Patterned Activity in Stratum Lacunosum Moleculare Inhibits CA1
Pyramidal Neuron Firing. J. Neurophysiol. 82: 3213-3222, 1999. CA1 pyramidal cells are the primary
output neurons of the hippocampus, carrying information about the
result of hippocampal network processing to the subiculum and
entorhinal cortex (EC) and thence out to the rest of the brain. The
primary excitatory drive to the CA1 pyramidal cells comes via the
Schaffer collateral (SC) projection from area CA3. There is also a
direct projection from EC to stratum lacunosum-moleculare (SLM) of CA1,
an input well positioned to modulate information flow through the
hippocampus. High-frequency stimulation in SLM evokes an inhibition
sufficiently strong to prevent CA1 pyramidal cells from spiking in
response to SC input, a phenomenon we refer to as spike-blocking. We
characterized the spike-blocking efficacy of burst stimulation (10 stimuli at 100 Hz) in SLM and found that it is greatest at ~300-600
ms after the burst, consistent with the time course of the slow
GABAB signaling pathway.

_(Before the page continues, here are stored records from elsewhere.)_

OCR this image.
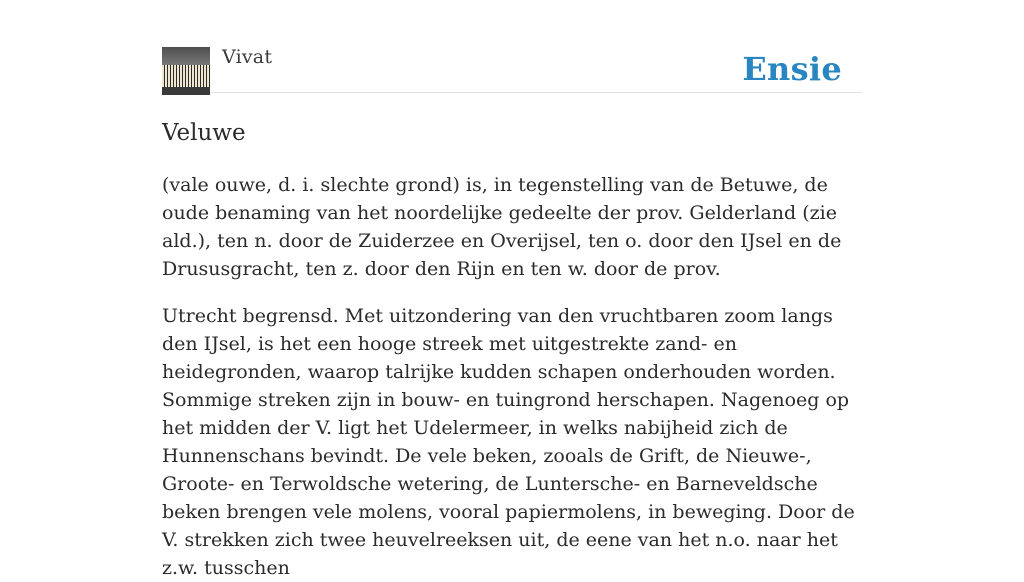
Vivat	Ensie
Veluwe

(vale ouwe, d. i. slechte grond) is, in tegenstelling van de Betuwe, de oude benaming van het noordelijke gedeelte der prov. Gelderland (zie ald.), ten n. door de Zuiderzee en Overijsel, ten o. door den IJsel en de Drususgracht, ten z. door den Rijn en ten w. door de prov.

Utrecht begrensd. Met uitzondering van den vruchtbaren zoom langs den IJsel, is het een hooge streek met uitgestrekte zand- en heidegronden, waarop talrijke kudden schapen onderhouden worden. Sommige streken zijn in bouw- en tuingrond herschapen. Nagenoeg op het midden der V. ligt het Udelermeer, in welks nabijheid zich de Hunnenschans bevindt. De vele beken, zooals de Grift, de Nieuwe-, Groote- en Terwoldsche wetering, de Luntersche- en Barneveldsche beken brengen vele molens, vooral papiermolens, in beweging. Door de V. strekken zich twee heuvelreeksen uit, de eene van het n.o. naar het z.w. tusschen
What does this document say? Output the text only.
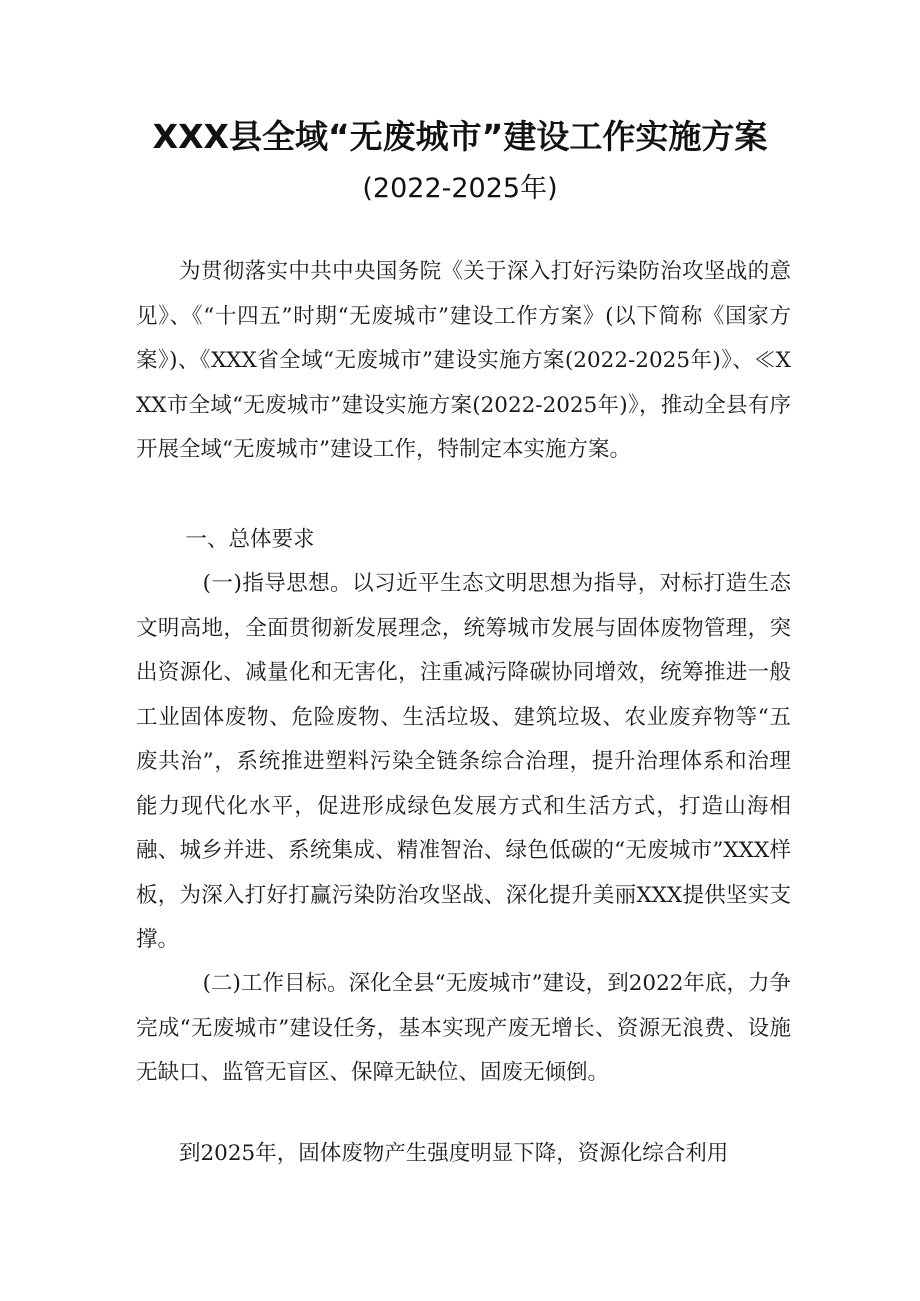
XXX县全域“无废城市”建设工作实施方案
(2022-2025年)

为贯彻落实中共中央国务院《关于深入打好污染防治攻坚战的意见》、《“十四五”时期“无废城市”建设工作方案》(以下简称《国家方案》)、《XXX省全域“无废城市”建设实施方案(2022-2025年)》、≪XXX市全域“无废城市”建设实施方案(2022-2025年)》，推动全县有序开展全域“无废城市”建设工作，特制定本实施方案。

一、总体要求

(一)指导思想。以习近平生态文明思想为指导，对标打造生态文明高地，全面贯彻新发展理念，统筹城市发展与固体废物管理，突出资源化、减量化和无害化，注重减污降碳协同增效，统筹推进一般工业固体废物、危险废物、生活垃圾、建筑垃圾、农业废弃物等“五废共治”，系统推进塑料污染全链条综合治理，提升治理体系和治理能力现代化水平，促进形成绿色发展方式和生活方式，打造山海相融、城乡并进、系统集成、精准智治、绿色低碳的“无废城市”XXX样板，为深入打好打赢污染防治攻坚战、深化提升美丽XXX提供坚实支撑。

(二)工作目标。深化全县“无废城市”建设，到2022年底，力争完成“无废城市”建设任务，基本实现产废无增长、资源无浪费、设施无缺口、监管无盲区、保障无缺位、固废无倾倒。

到2025年，固体废物产生强度明显下降，资源化综合利用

Spike-blocking efficacy increases
in potency with the number of SLM stimuli in a burst, but also
decreases with repeated presentations of SLM bursts. Spike-blocking was
eliminated in the presence of GABAB antagonists. We have
identified a candidate population of interneurons in SLM and distal
stratum radiatum (SR) that may mediate this spike-blocking effect. We
conclude that the output of CA1 pyramidal cells, and hence the
hippocampus, is modulated in an input pattern-dependent manner by
activation of the direct pathway from EC.